Here are the general rules of membership. I believe that they are the work of John Wesley himself. The list certainly goes into details of how a person is living as the evidence of genuine salvation. It’s notable that he did not go into much inquiry on how a person claimed to have been converted, but rather on the changes that were expected in the lives of those who were genuinely converted. I wonder at the reaction of many today would have to the general rules, to such things as avoiding self indulgence and to fasting.

THE GENERAL RULES

There is only one condition previously required of those who desire admission into these societies: “a desire to flee from the wrath to come, and to be saved from their sins.” But wherever this is really fixed in the soul it will be shown by its fruits.

It is therefore expected of all who continue therein that they should continue to evidence their desire of salvation,

First: By doing no harm, by avoiding evil of every kind, especially that which is most generally practiced, such as:

The taking of the name of God in vain.

The profaning the day of the Lord, either by doing ordinary work therein or by buying or selling.

Drunkenness: buying or selling spirituous liquors, or drinking them, unless in cases of extreme necessity.

Slave-holding; buying or selling slaves.

Fighting, quarreling, brawling, brother going to law with brother; returning evil for evil, or railing for railing; the using many words in buying or selling.

The buying or selling goods that have not paid the duty.

The giving or taking things on usury—i.e., unlawful interest.

Uncharitable or unprofitable conversation; particularly speaking evil of magistrates or of ministers.

Doing to others as we would not they should do unto us.

Doing what we know is not for the glory of God, as:

The putting on of gold and costly apparel.

The taking such diversions as cannot be used in the name of the Lord Jesus.

The singing those songs, or reading those books, which do not tend to the knowledge or love of God.

Softness and needless self-indulgence.

Laying up treasure upon earth.

Borrowing without a probability of paying; or taking up goods without a probability of paying for them.

It is expected of all who continue in these societies that they should continue to evidence their desire of salvation,

Secondly: By doing good; by being in every kind merciful after their power; as they have opportunity, doing good of every possible sort, and, as far as possible, to all men:

To their bodies, of the ability which God giveth, by giving food to the hungry, by clothing the naked, by visiting or helping them that are sick or in prison.

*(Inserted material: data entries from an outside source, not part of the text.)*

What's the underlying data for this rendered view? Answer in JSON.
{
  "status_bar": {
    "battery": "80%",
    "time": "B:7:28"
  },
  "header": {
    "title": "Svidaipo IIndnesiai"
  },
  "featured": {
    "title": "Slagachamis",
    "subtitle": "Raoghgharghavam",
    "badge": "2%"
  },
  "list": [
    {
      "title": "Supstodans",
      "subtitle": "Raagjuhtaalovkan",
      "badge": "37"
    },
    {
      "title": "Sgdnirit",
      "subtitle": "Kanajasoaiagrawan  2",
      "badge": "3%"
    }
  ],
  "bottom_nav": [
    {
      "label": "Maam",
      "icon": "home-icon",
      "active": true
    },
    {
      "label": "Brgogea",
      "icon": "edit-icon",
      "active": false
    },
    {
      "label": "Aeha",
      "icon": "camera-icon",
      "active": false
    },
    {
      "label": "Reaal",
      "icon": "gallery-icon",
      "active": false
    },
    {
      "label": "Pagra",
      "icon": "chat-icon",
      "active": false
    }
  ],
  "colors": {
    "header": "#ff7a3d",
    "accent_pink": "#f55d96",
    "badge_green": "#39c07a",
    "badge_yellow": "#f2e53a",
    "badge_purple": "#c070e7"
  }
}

To their souls, by instructing, reproving, or exhorting all we have any intercourse with; trampling under foot that enthusiastic doctrine that “we are not to do good unless our hearts be free to it.”

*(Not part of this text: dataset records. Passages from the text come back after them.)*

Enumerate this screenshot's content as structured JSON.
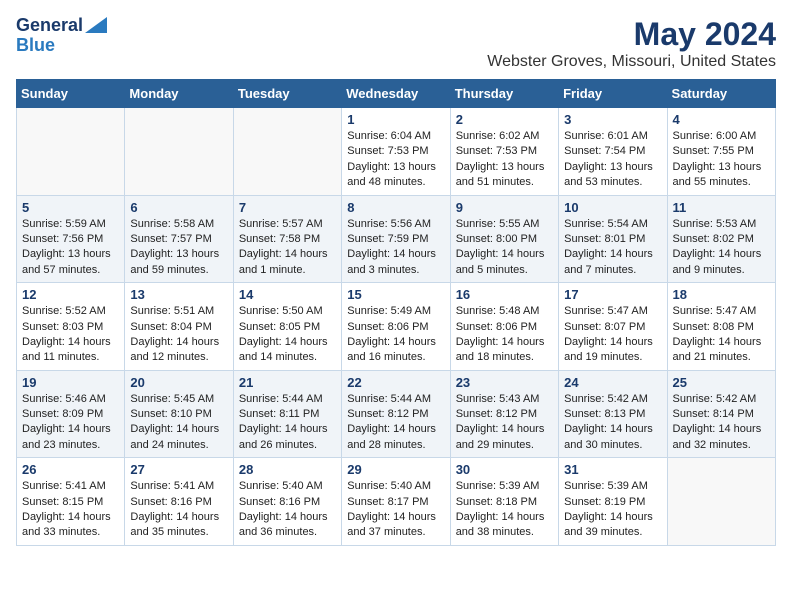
{
  "logo": {
    "line1": "General",
    "line2": "Blue"
  },
  "title": "May 2024",
  "subtitle": "Webster Groves, Missouri, United States",
  "weekdays": [
    "Sunday",
    "Monday",
    "Tuesday",
    "Wednesday",
    "Thursday",
    "Friday",
    "Saturday"
  ],
  "weeks": [
    [
      {
        "day": "",
        "content": ""
      },
      {
        "day": "",
        "content": ""
      },
      {
        "day": "",
        "content": ""
      },
      {
        "day": "1",
        "content": "Sunrise: 6:04 AM\nSunset: 7:53 PM\nDaylight: 13 hours\nand 48 minutes."
      },
      {
        "day": "2",
        "content": "Sunrise: 6:02 AM\nSunset: 7:53 PM\nDaylight: 13 hours\nand 51 minutes."
      },
      {
        "day": "3",
        "content": "Sunrise: 6:01 AM\nSunset: 7:54 PM\nDaylight: 13 hours\nand 53 minutes."
      },
      {
        "day": "4",
        "content": "Sunrise: 6:00 AM\nSunset: 7:55 PM\nDaylight: 13 hours\nand 55 minutes."
      }
    ],
    [
      {
        "day": "5",
        "content": "Sunrise: 5:59 AM\nSunset: 7:56 PM\nDaylight: 13 hours\nand 57 minutes."
      },
      {
        "day": "6",
        "content": "Sunrise: 5:58 AM\nSunset: 7:57 PM\nDaylight: 13 hours\nand 59 minutes."
      },
      {
        "day": "7",
        "content": "Sunrise: 5:57 AM\nSunset: 7:58 PM\nDaylight: 14 hours\nand 1 minute."
      },
      {
        "day": "8",
        "content": "Sunrise: 5:56 AM\nSunset: 7:59 PM\nDaylight: 14 hours\nand 3 minutes."
      },
      {
        "day": "9",
        "content": "Sunrise: 5:55 AM\nSunset: 8:00 PM\nDaylight: 14 hours\nand 5 minutes."
      },
      {
        "day": "10",
        "content": "Sunrise: 5:54 AM\nSunset: 8:01 PM\nDaylight: 14 hours\nand 7 minutes."
      },
      {
        "day": "11",
        "content": "Sunrise: 5:53 AM\nSunset: 8:02 PM\nDaylight: 14 hours\nand 9 minutes."
      }
    ],
    [
      {
        "day": "12",
        "content": "Sunrise: 5:52 AM\nSunset: 8:03 PM\nDaylight: 14 hours\nand 11 minutes."
      },
      {
        "day": "13",
        "content": "Sunrise: 5:51 AM\nSunset: 8:04 PM\nDaylight: 14 hours\nand 12 minutes."
      },
      {
        "day": "14",
        "content": "Sunrise: 5:50 AM\nSunset: 8:05 PM\nDaylight: 14 hours\nand 14 minutes."
      },
      {
        "day": "15",
        "content": "Sunrise: 5:49 AM\nSunset: 8:06 PM\nDaylight: 14 hours\nand 16 minutes."
      },
      {
        "day": "16",
        "content": "Sunrise: 5:48 AM\nSunset: 8:06 PM\nDaylight: 14 hours\nand 18 minutes."
      },
      {
        "day": "17",
        "content": "Sunrise: 5:47 AM\nSunset: 8:07 PM\nDaylight: 14 hours\nand 19 minutes."
      },
      {
        "day": "18",
        "content": "Sunrise: 5:47 AM\nSunset: 8:08 PM\nDaylight: 14 hours\nand 21 minutes."
      }
    ],
    [
      {
        "day": "19",
        "content": "Sunrise: 5:46 AM\nSunset: 8:09 PM\nDaylight: 14 hours\nand 23 minutes."
      },
      {
        "day": "20",
        "content": "Sunrise: 5:45 AM\nSunset: 8:10 PM\nDaylight: 14 hours\nand 24 minutes."
      },
      {
        "day": "21",
        "content": "Sunrise: 5:44 AM\nSunset: 8:11 PM\nDaylight: 14 hours\nand 26 minutes."
      },
      {
        "day": "22",
        "content": "Sunrise: 5:44 AM\nSunset: 8:12 PM\nDaylight: 14 hours\nand 28 minutes."
      },
      {
        "day": "23",
        "content": "Sunrise: 5:43 AM\nSunset: 8:12 PM\nDaylight: 14 hours\nand 29 minutes."
      },
      {
        "day": "24",
        "content": "Sunrise: 5:42 AM\nSunset: 8:13 PM\nDaylight: 14 hours\nand 30 minutes."
      },
      {
        "day": "25",
        "content": "Sunrise: 5:42 AM\nSunset: 8:14 PM\nDaylight: 14 hours\nand 32 minutes."
      }
    ],
    [
      {
        "day": "26",
        "content": "Sunrise: 5:41 AM\nSunset: 8:15 PM\nDaylight: 14 hours\nand 33 minutes."
      },
      {
        "day": "27",
        "content": "Sunrise: 5:41 AM\nSunset: 8:16 PM\nDaylight: 14 hours\nand 35 minutes."
      },
      {
        "day": "28",
        "content": "Sunrise: 5:40 AM\nSunset: 8:16 PM\nDaylight: 14 hours\nand 36 minutes."
      },
      {
        "day": "29",
        "content": "Sunrise: 5:40 AM\nSunset: 8:17 PM\nDaylight: 14 hours\nand 37 minutes."
      },
      {
        "day": "30",
        "content": "Sunrise: 5:39 AM\nSunset: 8:18 PM\nDaylight: 14 hours\nand 38 minutes."
      },
      {
        "day": "31",
        "content": "Sunrise: 5:39 AM\nSunset: 8:19 PM\nDaylight: 14 hours\nand 39 minutes."
      },
      {
        "day": "",
        "content": ""
      }
    ]
  ]
}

By doing good, especially to them that are of the household of faith or groaning so to be; employing them preferably to others; buying one of another, helping each other in business, and so much the more because the world will love its own and them only.

By all possible diligence and frugality, that the gospel be not blamed.

By running with patience the race which is set before them, denying themselves, and taking up their cross daily; submitting to bear the reproach of Christ, to be as the filth and offscouring of the world; and looking that men should say all manner of evil of them falsely, for the Lord’s sake.

It is expected of all who desire to continue in these societies that they should continue to evidence their desire of salvation,

Thirdly: By attending upon all the ordinances of God; such are:

The public worship of God.

The ministry of the Word, either read or expounded.

The Supper of the Lord.

Family and private prayer.

Searching the Scriptures.

Fasting or abstinence.

These are the General Rules of our societies; all of which we are taught of God to observe, even in his written Word, which is the only rule, and the sufficient rule, both of our faith and practice. And all these we know his Spirit writes on truly awakened hearts. If there be any among us who observe them not, who habitually break any of them, let it be known unto them who watch over that soul as they who must give an account. We will admonish him of the error of his ways. We will bear with him for a season. But then, if he repent not, he hath no more place among us. We have delivered our own souls.